It kind of sucks cause I’m like 31 and in my intoxicated state I realize “I’m just like them”. I look down at my arm and my scars are all faded and on days where I’m not intoxicated I look down and feel a tad bit low knowing that everything is healed and that I’m “healed” ✨ whatever that’s means. Something that they say a lot.
My therapist says “you see yourself in them” and I really do. I may be the only one at work who truly understands their fucked up mindset and how it’s not so “fucked up”.
It’s crazy being off work this long and I cannot wait to return. It’s crazier how neatly all this was typed 3 margaritas deep 🙃😎.
When Sylvia Plath said, “there’s a certain clinical satisfaction in seeing just how bad things can get.”
Like ever since my last therapy session where we talked about her and she asked if I was trying to avoid something because I’m picking up so many extra shifts at work.. ever since I spent most of the session complaining.. or actually I don’t know.

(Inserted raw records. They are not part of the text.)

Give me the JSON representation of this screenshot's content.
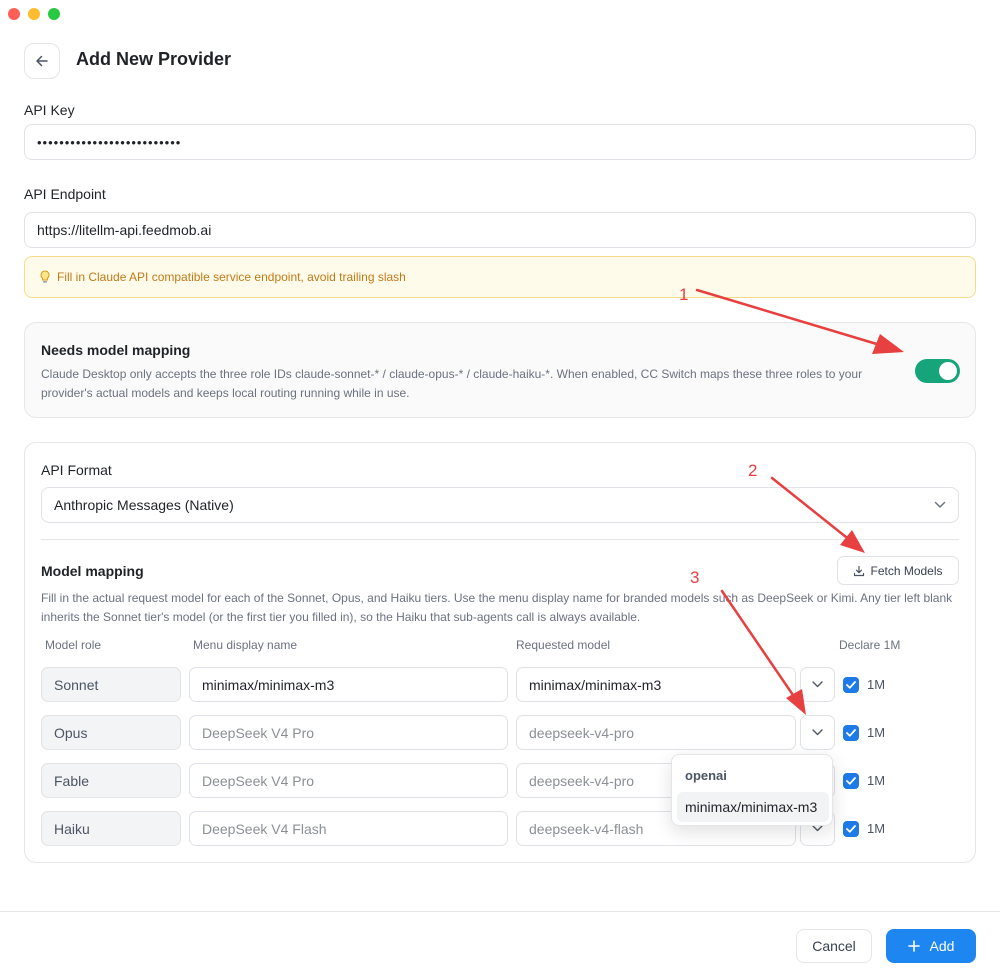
{
  "header": {
    "title": "Add New Provider"
  },
  "api_key": {
    "label": "API Key",
    "value": "••••••••••••••••••••••••••"
  },
  "api_endpoint": {
    "label": "API Endpoint",
    "value": "https://litellm-api.feedmob.ai",
    "hint": "Fill in Claude API compatible service endpoint, avoid trailing slash"
  },
  "model_mapping_toggle": {
    "title": "Needs model mapping",
    "description": "Claude Desktop only accepts the three role IDs claude-sonnet-* / claude-opus-* / claude-haiku-*. When enabled, CC Switch maps these three roles to your provider's actual models and keeps local routing running while in use.",
    "enabled": true
  },
  "api_format": {
    "label": "API Format",
    "selected": "Anthropic Messages (Native)"
  },
  "model_mapping": {
    "title": "Model mapping",
    "fetch_button": "Fetch Models",
    "description": "Fill in the actual request model for each of the Sonnet, Opus, and Haiku tiers. Use the menu display name for branded models such as DeepSeek or Kimi. Any tier left blank inherits the Sonnet tier's model (or the first tier you filled in), so the Haiku that sub-agents call is always available.",
    "columns": [
      "Model role",
      "Menu display name",
      "Requested model",
      "Declare 1M"
    ],
    "rows": [
      {
        "role": "Sonnet",
        "display_value": "minimax/minimax-m3",
        "display_placeholder": "",
        "request_value": "minimax/minimax-m3",
        "request_placeholder": "",
        "declare_1m": true,
        "declare_label": "1M"
      },
      {
        "role": "Opus",
        "display_value": "",
        "display_placeholder": "DeepSeek V4 Pro",
        "request_value": "",
        "request_placeholder": "deepseek-v4-pro",
        "declare_1m": true,
        "declare_label": "1M"
      },
      {
        "role": "Fable",
        "display_value": "",
        "display_placeholder": "DeepSeek V4 Pro",
        "request_value": "",
        "request_placeholder": "deepseek-v4-pro",
        "declare_1m": true,
        "declare_label": "1M"
      },
      {
        "role": "Haiku",
        "display_value": "",
        "display_placeholder": "DeepSeek V4 Flash",
        "request_value": "",
        "request_placeholder": "deepseek-v4-flash",
        "declare_1m": true,
        "declare_label": "1M"
      }
    ],
    "dropdown": {
      "group": "openai",
      "options": [
        "minimax/minimax-m3"
      ]
    }
  },
  "annotations": [
    "1",
    "2",
    "3"
  ],
  "footer": {
    "cancel": "Cancel",
    "add": "Add"
  },
  "colors": {
    "accent": "#1e86f0",
    "toggle_on": "#16a57a",
    "annotation": "#e84040",
    "hint_bg": "#fffbeb",
    "hint_text": "#c27a17"
  }
}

Maybe it wasn’t complaining maybe it was just realizing that I made a mistake and that I’m a fucking idiot for doing that.
Ever since then it’s like there’s this resentment and I feel so bad, so guilty…? Every little thing she does annoys me. And just now I flipped. Said I’m done and I don’t want to be with you. Like I’m just so done.

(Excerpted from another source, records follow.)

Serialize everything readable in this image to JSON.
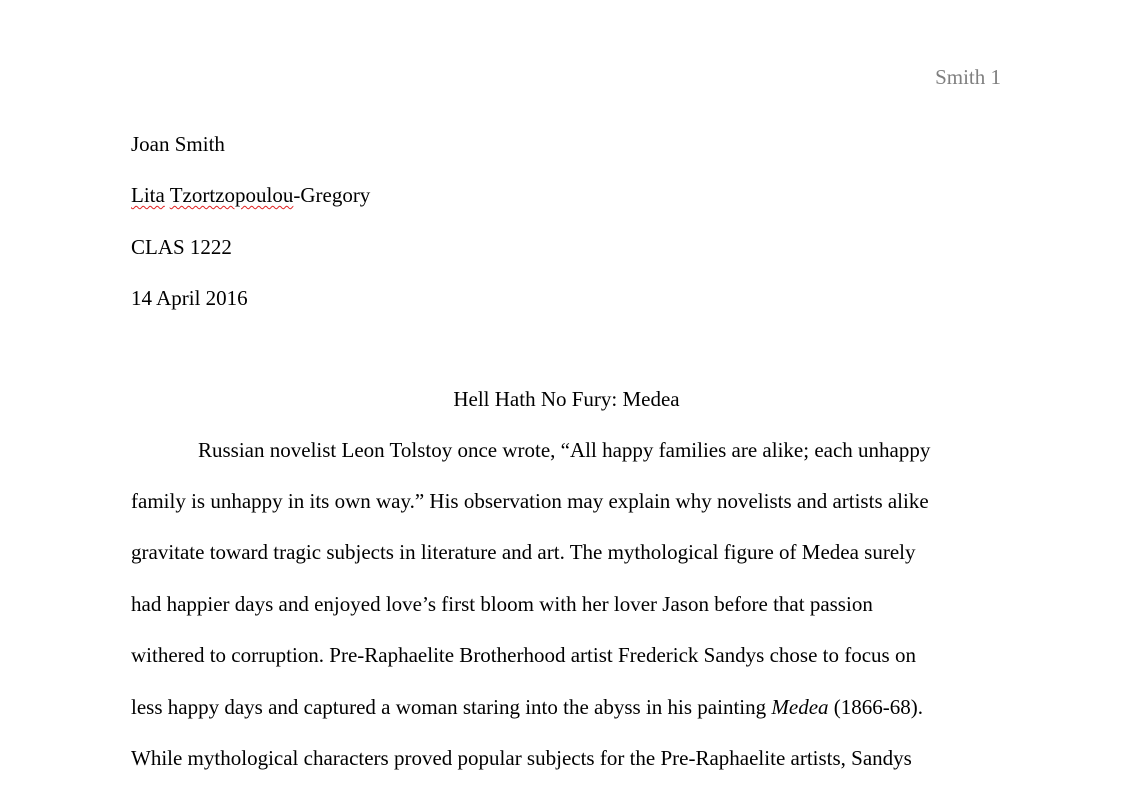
{
  "header": {
    "page_number_label": "Smith 1"
  },
  "heading_block": {
    "student_name": "Joan Smith",
    "instructor_first": "Lita",
    "instructor_middle": "Tzortzopoulou",
    "instructor_last": "-Gregory",
    "course": "CLAS 1222",
    "date": "14 April 2016"
  },
  "document": {
    "title": "Hell Hath No Fury: Medea",
    "lines": [
      "Russian novelist Leon Tolstoy once wrote, “All happy families are alike; each unhappy",
      "family is unhappy in its own way.” His observation may explain why novelists and artists alike",
      "gravitate toward tragic subjects in literature and art. The mythological figure of Medea surely",
      "had happier days and enjoyed love’s first bloom with her lover Jason before that passion",
      "withered to corruption. Pre-Raphaelite Brotherhood artist Frederick Sandys chose to focus on"
    ],
    "line6_before": "less happy days and captured a woman staring into the abyss in his painting ",
    "line6_italic": "Medea",
    "line6_after": " (1866-68).",
    "line7": "While mythological characters proved popular subjects for the Pre-Raphaelite artists, Sandys"
  },
  "colors": {
    "text": "#000000",
    "header_text": "#7f7f7f",
    "spellcheck_underline": "#e02020"
  }
}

I don’t want to be at home. I don’t want to be with her. I just want to be at work where I’m appreciated, feel like I’m making a difference and doing something that brings me joy.
I hate my fucking life. I hate my living situation. I hate my partner. I hate that I settle. I hate that I feel bad. I hate that I second guess myself. I fucking hate everything except for my job. My job is the only good in my life. That and my cats.